İşte sonsuzluk üzerinde bir sabun köpüğünden farksız bu kısa hayat içinde, ölümün, insanoğlunu, ne zaman ve nerede yakalayacağı derin bir meçhûldür. Zîra ölüm için bir sıra ve nöbet olmadığı gibi, herhangi bir sebep ve bahane de şart değildir. Her doğan canlı, o ân, ölüme hazır bir namzeddir. Âdeta her insan, ölecek yaştadır.

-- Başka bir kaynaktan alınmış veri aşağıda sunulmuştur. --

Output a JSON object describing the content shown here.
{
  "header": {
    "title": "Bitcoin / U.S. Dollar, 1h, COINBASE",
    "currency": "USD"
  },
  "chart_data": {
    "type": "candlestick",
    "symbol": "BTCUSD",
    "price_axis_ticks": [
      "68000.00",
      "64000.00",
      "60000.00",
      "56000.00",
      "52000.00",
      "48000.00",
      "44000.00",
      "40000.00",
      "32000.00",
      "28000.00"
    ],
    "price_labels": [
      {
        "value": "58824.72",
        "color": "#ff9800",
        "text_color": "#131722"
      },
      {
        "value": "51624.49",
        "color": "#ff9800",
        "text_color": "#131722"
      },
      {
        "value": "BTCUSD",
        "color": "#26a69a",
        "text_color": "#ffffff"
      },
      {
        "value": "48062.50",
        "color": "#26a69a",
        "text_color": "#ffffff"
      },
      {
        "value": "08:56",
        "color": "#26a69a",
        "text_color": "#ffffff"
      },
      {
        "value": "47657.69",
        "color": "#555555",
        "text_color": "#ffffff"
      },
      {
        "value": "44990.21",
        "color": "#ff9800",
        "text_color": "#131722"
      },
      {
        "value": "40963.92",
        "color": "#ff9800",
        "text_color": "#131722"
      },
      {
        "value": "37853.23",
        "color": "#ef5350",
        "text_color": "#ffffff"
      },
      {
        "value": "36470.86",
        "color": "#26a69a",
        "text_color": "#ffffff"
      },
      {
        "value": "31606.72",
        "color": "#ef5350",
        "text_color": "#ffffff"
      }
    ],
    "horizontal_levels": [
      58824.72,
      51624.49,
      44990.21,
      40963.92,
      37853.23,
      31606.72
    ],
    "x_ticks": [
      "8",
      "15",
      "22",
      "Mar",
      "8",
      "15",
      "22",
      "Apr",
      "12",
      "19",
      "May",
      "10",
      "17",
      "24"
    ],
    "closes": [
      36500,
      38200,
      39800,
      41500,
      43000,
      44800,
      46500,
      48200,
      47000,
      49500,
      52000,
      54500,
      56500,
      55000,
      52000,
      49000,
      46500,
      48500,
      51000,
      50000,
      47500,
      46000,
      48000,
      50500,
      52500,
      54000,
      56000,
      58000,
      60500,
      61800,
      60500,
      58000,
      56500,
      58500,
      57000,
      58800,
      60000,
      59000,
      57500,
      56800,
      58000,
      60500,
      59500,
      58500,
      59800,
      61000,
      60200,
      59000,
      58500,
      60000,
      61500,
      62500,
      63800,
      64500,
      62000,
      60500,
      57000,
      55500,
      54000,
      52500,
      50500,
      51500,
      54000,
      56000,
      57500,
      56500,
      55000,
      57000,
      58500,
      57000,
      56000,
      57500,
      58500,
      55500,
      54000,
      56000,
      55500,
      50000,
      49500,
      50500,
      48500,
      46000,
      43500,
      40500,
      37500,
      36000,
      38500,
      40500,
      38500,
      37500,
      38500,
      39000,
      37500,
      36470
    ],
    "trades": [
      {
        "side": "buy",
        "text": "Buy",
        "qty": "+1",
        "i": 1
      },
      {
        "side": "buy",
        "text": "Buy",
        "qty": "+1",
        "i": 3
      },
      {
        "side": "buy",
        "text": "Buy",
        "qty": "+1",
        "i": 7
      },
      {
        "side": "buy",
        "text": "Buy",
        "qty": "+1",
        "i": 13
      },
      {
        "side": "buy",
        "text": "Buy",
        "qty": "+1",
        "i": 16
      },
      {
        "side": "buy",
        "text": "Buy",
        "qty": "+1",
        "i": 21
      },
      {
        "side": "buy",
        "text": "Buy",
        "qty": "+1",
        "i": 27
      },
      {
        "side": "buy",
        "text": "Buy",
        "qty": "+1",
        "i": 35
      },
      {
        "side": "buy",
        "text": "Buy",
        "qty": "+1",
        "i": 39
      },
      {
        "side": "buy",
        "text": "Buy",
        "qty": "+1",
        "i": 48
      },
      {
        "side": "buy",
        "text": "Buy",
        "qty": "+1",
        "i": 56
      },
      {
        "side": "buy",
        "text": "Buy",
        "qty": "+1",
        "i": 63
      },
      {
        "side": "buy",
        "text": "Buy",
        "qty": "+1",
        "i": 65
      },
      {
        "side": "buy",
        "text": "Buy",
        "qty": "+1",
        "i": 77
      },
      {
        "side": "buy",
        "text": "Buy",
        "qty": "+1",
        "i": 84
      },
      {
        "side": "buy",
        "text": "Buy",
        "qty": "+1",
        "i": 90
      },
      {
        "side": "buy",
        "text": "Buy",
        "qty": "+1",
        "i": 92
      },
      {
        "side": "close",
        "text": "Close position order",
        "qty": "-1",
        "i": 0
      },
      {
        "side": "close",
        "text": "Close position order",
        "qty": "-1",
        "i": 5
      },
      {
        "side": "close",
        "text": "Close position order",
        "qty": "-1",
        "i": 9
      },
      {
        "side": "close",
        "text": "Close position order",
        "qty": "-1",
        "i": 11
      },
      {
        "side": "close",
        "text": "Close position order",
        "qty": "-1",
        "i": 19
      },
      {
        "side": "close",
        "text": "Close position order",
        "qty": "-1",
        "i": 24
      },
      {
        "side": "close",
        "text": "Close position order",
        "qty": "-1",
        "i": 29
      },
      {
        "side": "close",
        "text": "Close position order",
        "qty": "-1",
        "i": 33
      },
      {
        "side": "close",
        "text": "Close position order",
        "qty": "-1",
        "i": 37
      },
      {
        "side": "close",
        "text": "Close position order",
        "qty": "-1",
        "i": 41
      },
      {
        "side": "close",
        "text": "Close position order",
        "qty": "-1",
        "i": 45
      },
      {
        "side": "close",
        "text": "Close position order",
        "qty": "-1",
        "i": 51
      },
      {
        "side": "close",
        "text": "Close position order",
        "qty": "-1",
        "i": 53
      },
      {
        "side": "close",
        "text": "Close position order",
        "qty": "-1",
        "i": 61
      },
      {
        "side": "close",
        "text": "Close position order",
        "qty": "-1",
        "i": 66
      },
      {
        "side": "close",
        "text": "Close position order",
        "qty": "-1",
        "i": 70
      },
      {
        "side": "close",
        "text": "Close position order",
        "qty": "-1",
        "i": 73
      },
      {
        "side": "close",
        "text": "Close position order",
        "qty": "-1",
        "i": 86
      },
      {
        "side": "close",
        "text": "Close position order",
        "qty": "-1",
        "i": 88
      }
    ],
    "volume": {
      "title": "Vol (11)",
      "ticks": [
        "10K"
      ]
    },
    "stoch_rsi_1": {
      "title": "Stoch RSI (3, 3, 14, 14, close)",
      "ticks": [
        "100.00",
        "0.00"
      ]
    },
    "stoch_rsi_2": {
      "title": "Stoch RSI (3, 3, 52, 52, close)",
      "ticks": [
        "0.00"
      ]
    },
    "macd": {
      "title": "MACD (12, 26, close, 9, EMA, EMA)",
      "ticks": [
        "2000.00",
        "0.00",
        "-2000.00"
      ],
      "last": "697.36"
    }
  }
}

Ondan kaçıp kurtulacak ne bir zaman, ne de bir mekân vardır. İnsanın ölüm karşısındaki çâresizliği âyet-i kerîmede şöyle tasvir edilmektedir:

“Nerede olursanız olun, ölüm size ulaşır!.. Sarp ve sağlam kalelerde olsanız bile!..” (Nisâ, 78) 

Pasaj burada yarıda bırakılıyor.